Hey, Mohammad here, I was wondering that instead of using an SD Card shield to hold memory, could one expend the flash ram to 4gb by slamming a RAM slot onto Arduino. I have 2 computer chips but I don't know how to put it into Arduino. Is there a shield for this, or can I hack a computers RAM slots and solder them onto Arduino? Just interested I plan to make a computer with Arduino. (YES I KNOW WHAT A RASPBERRY PI IS but I wish to use Arduino instead)
You cannot extend any of the internal memories of the Arduino, either flash, eeprom or SRAM. The address busses are not exposed to the outside. YOu would have to make a controller board that will interface to the arduino via Digital I/O, serial, I2C or one wire. (I think I covered everything there...)
You more or less answered the question at square 1 --> yes, the Arduino is NOT a RaspberryPi.

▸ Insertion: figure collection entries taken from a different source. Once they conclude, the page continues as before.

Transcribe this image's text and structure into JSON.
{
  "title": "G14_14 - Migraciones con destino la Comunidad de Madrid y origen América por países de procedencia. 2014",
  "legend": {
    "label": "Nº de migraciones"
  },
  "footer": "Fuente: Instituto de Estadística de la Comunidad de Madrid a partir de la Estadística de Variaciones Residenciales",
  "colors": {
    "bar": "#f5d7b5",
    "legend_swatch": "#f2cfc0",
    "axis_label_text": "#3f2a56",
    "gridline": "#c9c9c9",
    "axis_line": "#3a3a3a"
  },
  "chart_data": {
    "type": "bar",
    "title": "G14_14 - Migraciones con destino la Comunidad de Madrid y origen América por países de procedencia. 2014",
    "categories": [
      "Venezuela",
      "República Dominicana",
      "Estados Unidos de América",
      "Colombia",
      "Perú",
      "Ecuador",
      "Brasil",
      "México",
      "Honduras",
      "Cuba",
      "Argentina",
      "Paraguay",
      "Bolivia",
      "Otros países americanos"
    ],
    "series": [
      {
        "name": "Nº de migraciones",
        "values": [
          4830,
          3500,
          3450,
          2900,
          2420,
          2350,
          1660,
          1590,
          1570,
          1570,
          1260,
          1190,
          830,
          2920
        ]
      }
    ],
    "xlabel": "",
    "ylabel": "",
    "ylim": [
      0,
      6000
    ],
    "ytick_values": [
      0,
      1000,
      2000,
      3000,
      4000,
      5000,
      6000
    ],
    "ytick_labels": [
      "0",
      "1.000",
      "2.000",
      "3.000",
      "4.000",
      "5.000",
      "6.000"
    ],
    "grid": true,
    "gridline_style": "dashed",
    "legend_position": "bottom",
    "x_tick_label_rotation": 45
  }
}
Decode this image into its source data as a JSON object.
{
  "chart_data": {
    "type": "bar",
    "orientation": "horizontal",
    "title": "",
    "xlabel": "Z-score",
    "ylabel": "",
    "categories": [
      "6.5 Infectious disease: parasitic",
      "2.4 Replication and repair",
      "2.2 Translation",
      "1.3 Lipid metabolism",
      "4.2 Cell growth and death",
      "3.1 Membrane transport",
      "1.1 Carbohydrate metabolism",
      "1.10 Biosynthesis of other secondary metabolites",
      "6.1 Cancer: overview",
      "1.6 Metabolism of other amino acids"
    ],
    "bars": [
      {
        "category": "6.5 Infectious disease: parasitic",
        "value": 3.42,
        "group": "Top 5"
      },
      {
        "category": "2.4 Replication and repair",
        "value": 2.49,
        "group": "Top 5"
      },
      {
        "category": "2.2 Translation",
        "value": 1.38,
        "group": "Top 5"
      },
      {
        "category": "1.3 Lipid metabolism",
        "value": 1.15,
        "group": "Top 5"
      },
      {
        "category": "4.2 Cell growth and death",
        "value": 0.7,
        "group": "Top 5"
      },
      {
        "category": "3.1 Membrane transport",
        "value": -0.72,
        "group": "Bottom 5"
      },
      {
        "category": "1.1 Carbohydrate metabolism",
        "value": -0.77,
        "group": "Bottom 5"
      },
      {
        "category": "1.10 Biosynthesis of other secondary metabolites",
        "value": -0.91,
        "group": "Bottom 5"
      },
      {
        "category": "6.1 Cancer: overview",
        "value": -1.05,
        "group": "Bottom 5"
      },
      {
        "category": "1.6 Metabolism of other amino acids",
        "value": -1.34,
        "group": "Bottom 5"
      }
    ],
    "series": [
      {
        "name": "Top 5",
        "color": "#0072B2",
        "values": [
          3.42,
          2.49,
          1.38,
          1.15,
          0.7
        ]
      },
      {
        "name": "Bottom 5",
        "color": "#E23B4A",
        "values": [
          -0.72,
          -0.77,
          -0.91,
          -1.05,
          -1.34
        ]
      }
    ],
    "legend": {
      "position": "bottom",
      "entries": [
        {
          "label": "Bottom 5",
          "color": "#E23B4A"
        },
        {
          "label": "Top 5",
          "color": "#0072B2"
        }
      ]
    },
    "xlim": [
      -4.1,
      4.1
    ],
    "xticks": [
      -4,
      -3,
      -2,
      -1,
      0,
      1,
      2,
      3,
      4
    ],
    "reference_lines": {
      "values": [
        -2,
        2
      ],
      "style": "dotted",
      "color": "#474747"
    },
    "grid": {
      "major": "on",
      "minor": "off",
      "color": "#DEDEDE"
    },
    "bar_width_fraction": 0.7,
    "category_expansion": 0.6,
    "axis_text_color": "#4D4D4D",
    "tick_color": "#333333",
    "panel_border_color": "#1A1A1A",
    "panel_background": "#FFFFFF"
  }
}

What you can do is connect certain 8-pin chips to the Arduino SPI port and increase RAM and eeprom storage space that way. Look up 23LC1024 and 25LC1024 at mouser.com or digikey.com.
If an Arduino could read from an external RAM at 1 million bytes per second it would take over an hour to read 4Gb (if my maths is correct - which it often isn't).
What you can do is connect certain 8-pin chips to the Arduino SPI port and increase RAM and eeprom storage space that way. Look up 23LC1024 and 25LC1024 at mouser.com or digikey.com.
While a ic timer CAN hold smaller circuits and small small bits of data, it only CLOCKS the circuit, counting it as a processor, which only READS memory and clocks circuits by sending x bytes at a second. Would be useful to read memory faster, other than that, does nothing for memory.
Those are DRAMs, that's not very friendly for using with an 8-bit microcontroller.
Need a lot of support chips to provide address, have to mux down 64 or 32 bit data down to 8 bit, have to deal with refreshing the data at some rate to keep it intact. Messy.
It could be done, but just because it could, doesn't mean that it should. If you have a specific project in mind that needs that much memory on an arduino, there's almost certainly a better way. On the other hand, if you want to do it for it's own sake and are prepared for the fact that it will be hard, why not?
You can extend the memory on the Mega and also on the Due, well at least the SAM used on the Due is capable of addressing 4x 16MB of SRAM (possibly more using other types of RAM) but with the Due design you can't get access to all the pins. If you do your own SAM-based board you can address at least 64MB externally.